Zomato’s share price increased 13% and reached Rs 50 as its Q1 net loss was cut in half; should you buy, sell, or hold?
Zomato’s share price soared more than 13 per cent to Rs 52.60 apiece on BSE on Tuesday, after the company’s net loss halved in Apr-Jun quarter of the fiscal.
After the company’s net loss was cut in half during the Apr-Jun quarter of the fiscal year, Zomato’s share price rose more than 13% to Rs 52.60 a share on the BSE on Tuesday. The food technology company reported a combined loss of Rs 186 crore for the three months ended June 30, 2022, down from Rs 361 crore in Q1FY22. The quarter’s revenue increased 68% year over year to Rs 1,414 crore. According to technical analysts, the recent sell-off had put Zomato shares in a zone where they were severely oversold; now, the current pullback is causing a technical downturn. The stock may drop to about 55-57 levels during this correction, where resistance is anticipated to reappear. CMT, MSTA, Consulting Technical Analyst, and Founder Milan Vaishnav
Investors should hold Zomato shares for the time being, Vaishnav said. However, he continued, “any pullbacks on the higher side may be taken as a chance to exit.” Zomato’s stock price has increased by more than 28% during the past five days. However, it has decreased by 62% so far this year and 46% over the past six months. The stock was recommended for purchase by Jefferies last month, with a target price of $100 per share. It had stated that despite a significant decline in share price, Zomato stock was still trading at a premium to its regional and worldwide competitors.

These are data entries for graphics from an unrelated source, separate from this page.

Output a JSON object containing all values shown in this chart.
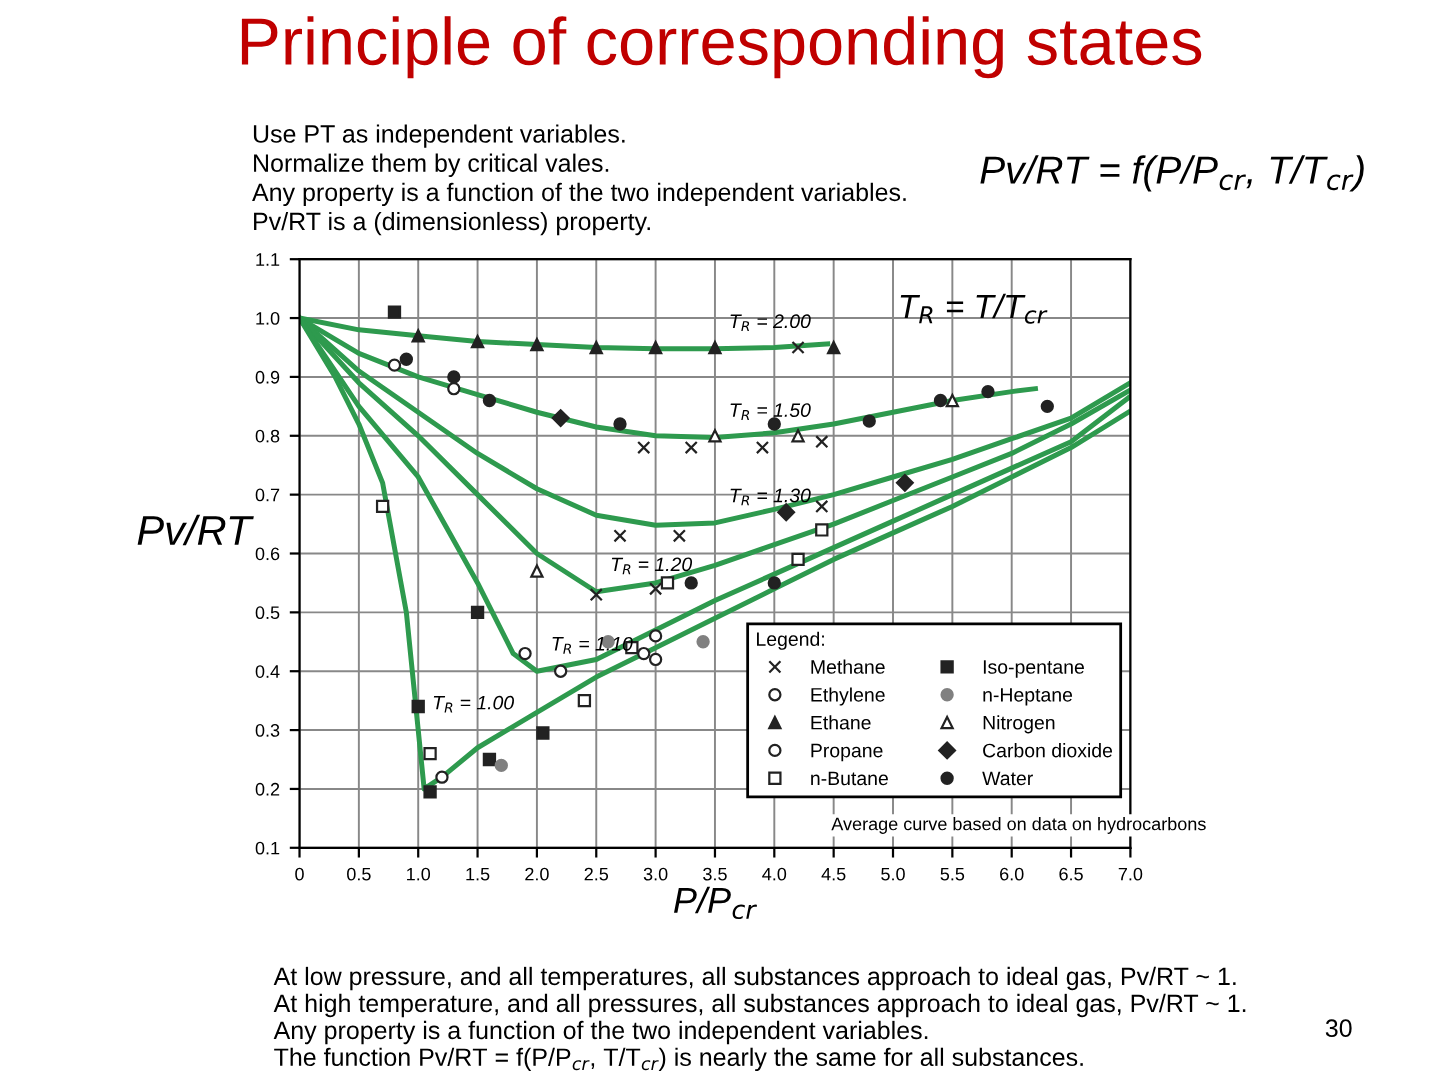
{
  "chart_data": {
    "type": "line",
    "title": "Principle of corresponding states",
    "xlabel": "P/P$_{cr}$",
    "ylabel": "Pv/RT",
    "xlim": [
      0,
      7.0
    ],
    "ylim": [
      0.1,
      1.1
    ],
    "xticks": [
      0,
      {
        "value": 0.5,
        "label": "0.5"
      },
      {
        "value": 1.0,
        "label": "1.0"
      },
      {
        "value": 1.5,
        "label": "1.5"
      },
      {
        "value": 2.0,
        "label": "2.0"
      },
      {
        "value": 2.5,
        "label": "2.5"
      },
      {
        "value": 3.0,
        "label": "3.0"
      },
      {
        "value": 3.5,
        "label": "3.5"
      },
      {
        "value": 4.0,
        "label": "4.0"
      },
      {
        "value": 4.5,
        "label": "4.5"
      },
      {
        "value": 5.0,
        "label": "5.0"
      },
      {
        "value": 5.5,
        "label": "5.5"
      },
      {
        "value": 6.0,
        "label": "6.0"
      },
      {
        "value": 6.5,
        "label": "6.5"
      },
      {
        "value": 7.0,
        "label": "7.0"
      }
    ],
    "yticks": [
      0.1,
      0.2,
      0.3,
      0.4,
      0.5,
      0.6,
      0.7,
      0.8,
      0.9,
      {
        "value": 1.0,
        "label": "1.0"
      },
      1.1
    ],
    "grid": true,
    "legend": "bottom right",
    "legend_title": "Legend:",
    "series": [
      {
        "marker": "none",
        "color": "#2e9a4e",
        "x": [
          0,
          0.5,
          1.0,
          1.5,
          2.0,
          2.5,
          3.0,
          3.5,
          4.0,
          4.45
        ],
        "values": [
          1.0,
          0.98,
          0.97,
          0.96,
          0.955,
          0.95,
          0.948,
          0.948,
          0.95,
          0.956
        ]
      },
      {
        "marker": "none",
        "color": "#2e9a4e",
        "x": [
          0,
          0.5,
          1.0,
          1.5,
          2.0,
          2.5,
          3.0,
          3.5,
          4.0,
          4.5,
          5.0,
          5.5,
          6.0,
          6.2
        ],
        "values": [
          1.0,
          0.94,
          0.9,
          0.87,
          0.84,
          0.815,
          0.8,
          0.797,
          0.805,
          0.82,
          0.84,
          0.86,
          0.875,
          0.88
        ]
      },
      {
        "marker": "none",
        "color": "#2e9a4e",
        "x": [
          0,
          0.5,
          1.0,
          1.5,
          2.0,
          2.5,
          3.0,
          3.5,
          4.0,
          4.5,
          5.0,
          5.5,
          6.0,
          6.5,
          7.0
        ],
        "values": [
          1.0,
          0.91,
          0.84,
          0.77,
          0.71,
          0.665,
          0.648,
          0.652,
          0.675,
          0.7,
          0.73,
          0.76,
          0.795,
          0.83,
          0.89
        ]
      },
      {
        "marker": "none",
        "color": "#2e9a4e",
        "x": [
          0,
          0.5,
          1.0,
          1.5,
          2.0,
          2.5,
          3.0,
          3.5,
          4.0,
          4.5,
          5.0,
          5.5,
          6.0,
          6.5,
          7.0
        ],
        "values": [
          1.0,
          0.89,
          0.8,
          0.7,
          0.6,
          0.535,
          0.55,
          0.58,
          0.615,
          0.65,
          0.69,
          0.73,
          0.77,
          0.82,
          0.878
        ]
      },
      {
        "marker": "none",
        "color": "#2e9a4e",
        "x": [
          0,
          0.5,
          1.0,
          1.5,
          1.8,
          2.0,
          2.5,
          3.0,
          3.5,
          4.0,
          4.5,
          5.0,
          5.5,
          6.0,
          6.5,
          7.0
        ],
        "values": [
          1.0,
          0.85,
          0.73,
          0.55,
          0.43,
          0.4,
          0.42,
          0.47,
          0.52,
          0.565,
          0.61,
          0.655,
          0.7,
          0.745,
          0.79,
          0.867
        ]
      },
      {
        "marker": "none",
        "color": "#2e9a4e",
        "x": [
          0,
          0.3,
          0.5,
          0.7,
          0.9,
          1.0,
          1.05,
          1.2,
          1.5,
          2.0,
          2.5,
          3.0,
          3.5,
          4.0,
          4.5,
          5.0,
          5.5,
          6.0,
          6.5,
          7.0
        ],
        "values": [
          1.0,
          0.9,
          0.82,
          0.72,
          0.5,
          0.3,
          0.2,
          0.22,
          0.27,
          0.33,
          0.39,
          0.44,
          0.49,
          0.54,
          0.59,
          0.635,
          0.68,
          0.73,
          0.78,
          0.842
        ]
      },
      {
        "type": "scatter",
        "name": "Methane",
        "marker": "cross",
        "color": "#222222",
        "x": [
          2.9,
          3.3,
          3.9,
          4.4,
          2.7,
          3.2,
          4.4,
          2.5,
          3.0,
          4.2
        ],
        "values": [
          0.78,
          0.78,
          0.78,
          0.79,
          0.63,
          0.63,
          0.68,
          0.53,
          0.54,
          0.95
        ]
      },
      {
        "type": "scatter",
        "name": "Ethylene",
        "marker": "circle_open",
        "color": "#222222",
        "x": [
          0.8,
          1.3,
          1.9,
          3.0,
          3.0
        ],
        "values": [
          0.92,
          0.88,
          0.43,
          0.46,
          0.42
        ]
      },
      {
        "type": "scatter",
        "name": "Ethane",
        "marker": "triangle",
        "color": "#222222",
        "x": [
          1.0,
          1.5,
          2.0,
          2.5,
          3.0,
          3.5,
          4.5
        ],
        "values": [
          0.97,
          0.96,
          0.955,
          0.95,
          0.95,
          0.95,
          0.95
        ]
      },
      {
        "type": "scatter",
        "name": "Propane",
        "marker": "circle_open",
        "color": "#222222",
        "x": [
          2.2,
          2.9,
          1.2
        ],
        "values": [
          0.4,
          0.43,
          0.22
        ]
      },
      {
        "type": "scatter",
        "name": "n-Butane",
        "marker": "square_open",
        "color": "#222222",
        "x": [
          0.7,
          1.1,
          2.4,
          2.8,
          3.1,
          4.4,
          4.2
        ],
        "values": [
          0.68,
          0.26,
          0.35,
          0.44,
          0.55,
          0.64,
          0.59
        ]
      },
      {
        "type": "scatter",
        "name": "Iso-pentane",
        "marker": "square",
        "color": "#222222",
        "x": [
          0.8,
          1.0,
          1.1,
          1.6,
          2.05,
          1.5
        ],
        "values": [
          1.01,
          0.34,
          0.195,
          0.25,
          0.295,
          0.5
        ]
      },
      {
        "type": "scatter",
        "name": "n-Heptane",
        "marker": "circle",
        "color": "#808080",
        "x": [
          1.7,
          2.6,
          3.4
        ],
        "values": [
          0.24,
          0.45,
          0.45
        ]
      },
      {
        "type": "scatter",
        "name": "Nitrogen",
        "marker": "triangle_open",
        "color": "#222222",
        "x": [
          3.5,
          4.2,
          5.5,
          2.0
        ],
        "values": [
          0.8,
          0.8,
          0.86,
          0.57
        ]
      },
      {
        "type": "scatter",
        "name": "Carbon dioxide",
        "marker": "diamond",
        "color": "#222222",
        "x": [
          2.2,
          4.1,
          5.1
        ],
        "values": [
          0.83,
          0.67,
          0.72
        ]
      },
      {
        "type": "scatter",
        "name": "Water",
        "marker": "circle",
        "color": "#222222",
        "x": [
          0.9,
          1.3,
          1.6,
          2.7,
          4.0,
          4.8,
          5.4,
          5.8,
          3.3,
          4.0,
          6.3
        ],
        "values": [
          0.93,
          0.9,
          0.86,
          0.82,
          0.82,
          0.825,
          0.86,
          0.875,
          0.55,
          0.55,
          0.85
        ]
      }
    ],
    "annotations": [
      {
        "text": "T$_{R}$ = 2.00",
        "x": 3.5,
        "y": 0.948
      },
      {
        "text": "T$_{R}$ = 1.50",
        "x": 3.5,
        "y": 0.797
      },
      {
        "text": "T$_{R}$ = 1.30",
        "x": 3.5,
        "y": 0.652
      },
      {
        "text": "T$_{R}$ = 1.20",
        "x": 2.5,
        "y": 0.535
      },
      {
        "text": "T$_{R}$ = 1.10",
        "x": 2.0,
        "y": 0.4
      },
      {
        "text": "T$_{R}$ = 1.00",
        "x": 1.0,
        "y": 0.3
      },
      "Use PT as independent variables.",
      "Normalize them by critical vales.",
      "Any property is a function of the two independent variables.",
      "Pv/RT is a (dimensionless) property.",
      "Pv/RT = f(P/P$_{cr}$, T/T$_{cr}$)",
      "T$_{R}$ = T/T$_{cr}$",
      "Average curve based on data on hydrocarbons",
      "At low pressure, and all temperatures, all substances approach to ideal gas, Pv/RT ~ 1.",
      "At high temperature, and all pressures, all substances approach to ideal gas, Pv/RT ~ 1.",
      "Any property is a function of the two independent variables.",
      "The function Pv/RT = f(P/P$_{cr}$, T/T$_{cr}$) is nearly the same for all substances.",
      "30"
    ]
  }
}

Much improved Q1FY23 earnings where Zomato management are clearly showing their intent in turning Zomato into a profitable venture has led to a strong rally today, AR Ramachandran, Co-founder & Trainer, Tips2Trades told FinancialExpress.com. Ramachandran advised investors to buy on dip near Rs 48-48.5 for higher targets of Rs 61-65.7 in the coming days.
Zomato’s adjusted Ebitda loss for the April-June quarter of the fiscal was down to Rs 150 crore from Rs 170 crore in the year-ago period. “Now that the Zomato-Blinkit deal is approved, we have three companies — Zomato, Blinkit and Hyperpure — in the order of business size/impact. In addition to these three, we also have Feeding India. We are now at a stage of life where we are maturing from running (more or less) a single business to running multiple large companies,” Deepinder Goyal, founder and CEO of Zomato, wrote on the company’s Slack channel last week.